I'm not saying it should, but by making it explicit and optional you are allowing library users to operate outside of the spec if they want. Alternatively, you could allow a schema to implement Anchors/Refs indirectly with the correct optional hooks.

Myself, I've had to face this with a project I'm writing in Nim. Since Nim has no StrictYAML library, I'm writing one. I will make it public in a week or so. By default, it will follow the spec exactly. But I'm also adding optional support for nulls and empty arrays/objects; because the project I'm working simply requires it.

If curious, the details:

  • nulls are supported with the string null. Whereas "null" is a four-character string. So the de-serializing parser must distinguish between the word null in quotes and the word null not in quotes.
  • empty objects and arrays are noted with {} and []. But general JSONification is not supported. Anything other than unquoted {} and [] is a string. (Having just typed this: if there is a way to put an empty array or object in StrictYAML, please let me know and I'll do that instead. Using a null does not work since I need to distinguish between an array with unknown content (aka a null), an empty array, and an empty string. My project will not be using a schema at that layer.)
  • on output, object fields are always sorted alphabetically when serialized. In fact, everything is normalized. So essentially, the same YAML document always generates the exact same output regardless of how it was written when input. My unit tests will verify the same MD5. "Loose in, strict out".

JohnAD avatar Aug 14 '20 18:08 JohnAD

@crdoconnor I agree that this feature is a violation of the rule of least power.

While developing a new application it's very helpful however until you can better understand the typical use cases of your users or to support atypical use cases (e.g. for the mail filter example: I've seen quite different patterns (written in XML unfortunately) and it would be a lot of additional effort for a tool like gmail-yaml-filters to support all of them).

What do you think of @JohnAD's proposal to allow them as an extension/optional feature? Matured StrictYAML applications wouldn't use it but evolving one could use it (in a consistent manner)?

jhereth avatar Aug 18 '20 07:08 jhereth

I agree that anchors should be an extension rather than supported by default.

The main use for this is to keep the yaml code DRY.

The problem happens when you have a file with anchors and refs, read it into Python, and then reserialise back to YAML. Now the anchors are gone and the references are replaced with the actual content and your DRYness is gone.

In other words, anchors and refs are not roundtripable if supported by default, but they can be roundtrippable if expanding them is made optional. I'd keep them out of the main spec to keep that simple, but it would be great to agree on a syntax that people should use if they want to implement anchors and refs themselves.
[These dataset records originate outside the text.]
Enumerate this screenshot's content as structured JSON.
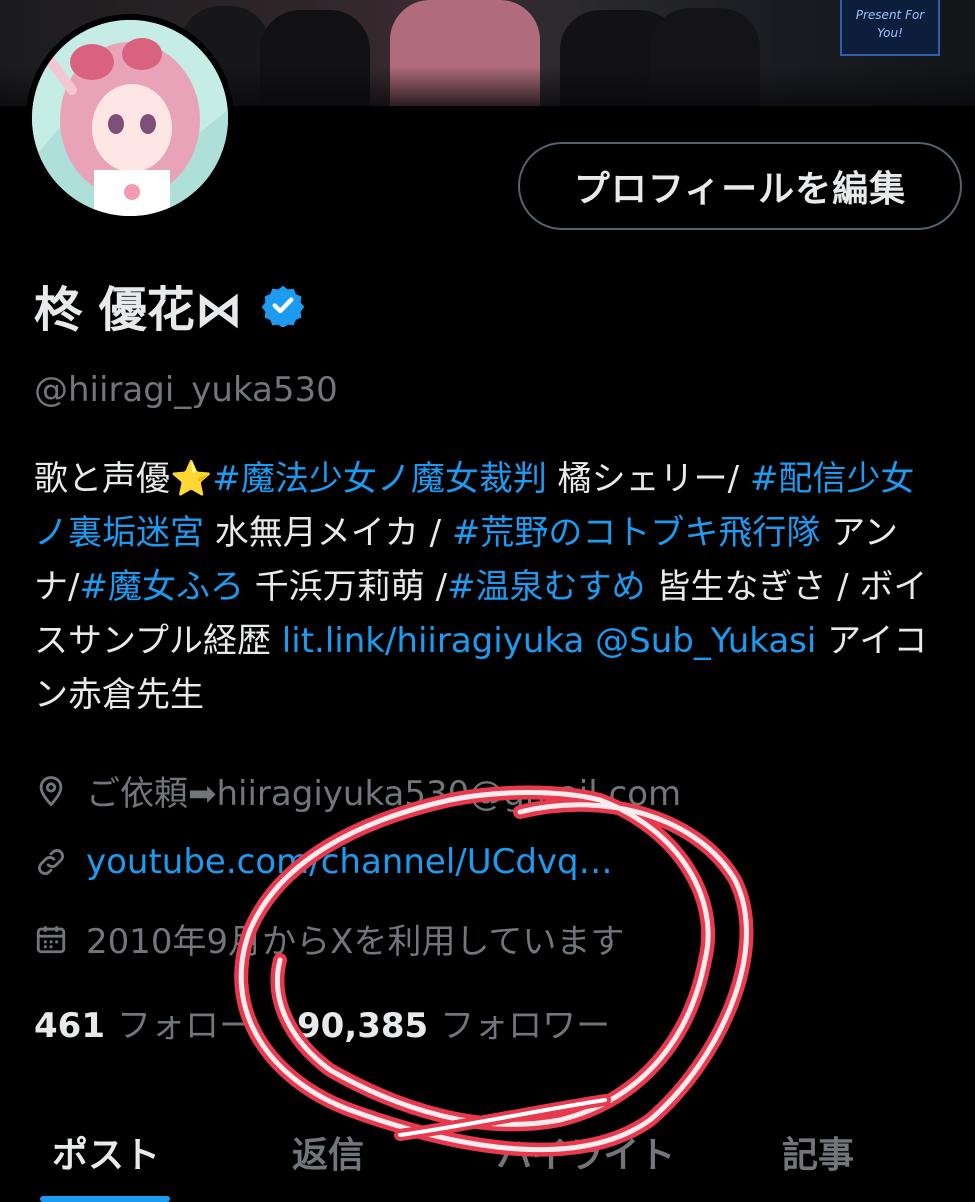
{
  "profile": {
    "display_name": "柊 優花⋈",
    "handle": "@hiiragi_yuka530",
    "edit_button_label": "プロフィールを編集",
    "verified_icon": "verified-badge-icon"
  },
  "bio": {
    "segments": [
      {
        "text": "歌と声優",
        "link": false
      },
      {
        "text": "⭐",
        "link": false
      },
      {
        "text": "#魔法少女ノ魔女裁判",
        "link": true
      },
      {
        "text": " 橘シェリー/ ",
        "link": false
      },
      {
        "text": "#配信少女ノ裏垢迷宮",
        "link": true
      },
      {
        "text": " 水無月メイカ / ",
        "link": false
      },
      {
        "text": "#荒野のコトブキ飛行隊",
        "link": true
      },
      {
        "text": " アンナ/",
        "link": false
      },
      {
        "text": "#魔女ふろ",
        "link": true
      },
      {
        "text": " 千浜万莉萌 /",
        "link": false
      },
      {
        "text": "#温泉むすめ",
        "link": true
      },
      {
        "text": " 皆生なぎさ / ボイスサンプル経歴 ",
        "link": false
      },
      {
        "text": "lit.link/hiiragiyuka",
        "link": true
      },
      {
        "text": " ",
        "link": false
      },
      {
        "text": "@Sub_Yukasi",
        "link": true
      },
      {
        "text": " アイコン赤倉先生",
        "link": false
      }
    ]
  },
  "meta": {
    "location_icon": "location-pin-icon",
    "location_text": "ご依頼➡hiiragiyuka530@gmail.com",
    "link_icon": "link-icon",
    "link_text": "youtube.com/channel/UCdvq…",
    "calendar_icon": "calendar-icon",
    "joined_text": "2010年9月からXを利用しています"
  },
  "stats": {
    "following_count": "461",
    "following_label": "フォロー",
    "followers_count": "90,385",
    "followers_label": "フォロワー"
  },
  "tabs": [
    {
      "label": "ポスト",
      "active": true
    },
    {
      "label": "返信",
      "active": false
    },
    {
      "label": "ハイライト",
      "active": false
    },
    {
      "label": "記事",
      "active": false
    }
  ],
  "banner": {
    "sign_text": "Present For You!"
  },
  "colors": {
    "background": "#000000",
    "text_primary": "#e7e9ea",
    "text_secondary": "#71767b",
    "link": "#1d9bf0",
    "border": "#536471",
    "annotation_circle": "#e8394f"
  }
}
shoogle avatar Nov 28 '20 22:11 shoogle

There are good arguments for anchors & refs and against it (at least in strictyaml) and I would prefer this as an optional feature. How can valid Yaml (which could include anchors & refs) get parsed while anchors & refs treat as an error? Is there any possibility to get it accepted but not resolved? Maybe as an 'dirty_load'?

Nos- avatar Jul 28 '21 20:07 Nos-

I'm open to examples that might disprove my hypothesis but every example I've seen where they have been used made me retch a little and think "this feature would not have been useful if the application developer had developed a better schema".

For me it's exactly the other way around: In the example you give against references, I vastly prefer the variant with references to both the variant with duplication and the one with schema-imposed deduplication. Having a config format that allows you to define your own abstractions in a way that doesn't depend on changes to the compiled program is incredibly powerful & important, and also makes configs easier to understand, since you don't need to look at the code (/documentation) to figure out how to write something without unnecessary redundancy.

The issue with references not surviving load/save cycles is the only argument I agree with against references - and I don't think this issue is insurmountable. Keeping references in the loaded object, and allowing value reads in both dereferencing and "transparent" manner (the latter might return the label, or perhaps the path of the referenced object) would allow programs to fully handle references, with the only downside being more complexity when changing a YAML configuration via some other UI - the program would have to decide whether to change the referenced pattern, or replace it with a modified copy - and that downside would also exist in any implementation of deduplication with hardcoded schemas.

shadoxxhd avatar Apr 14 '24 23:04 shadoxxhd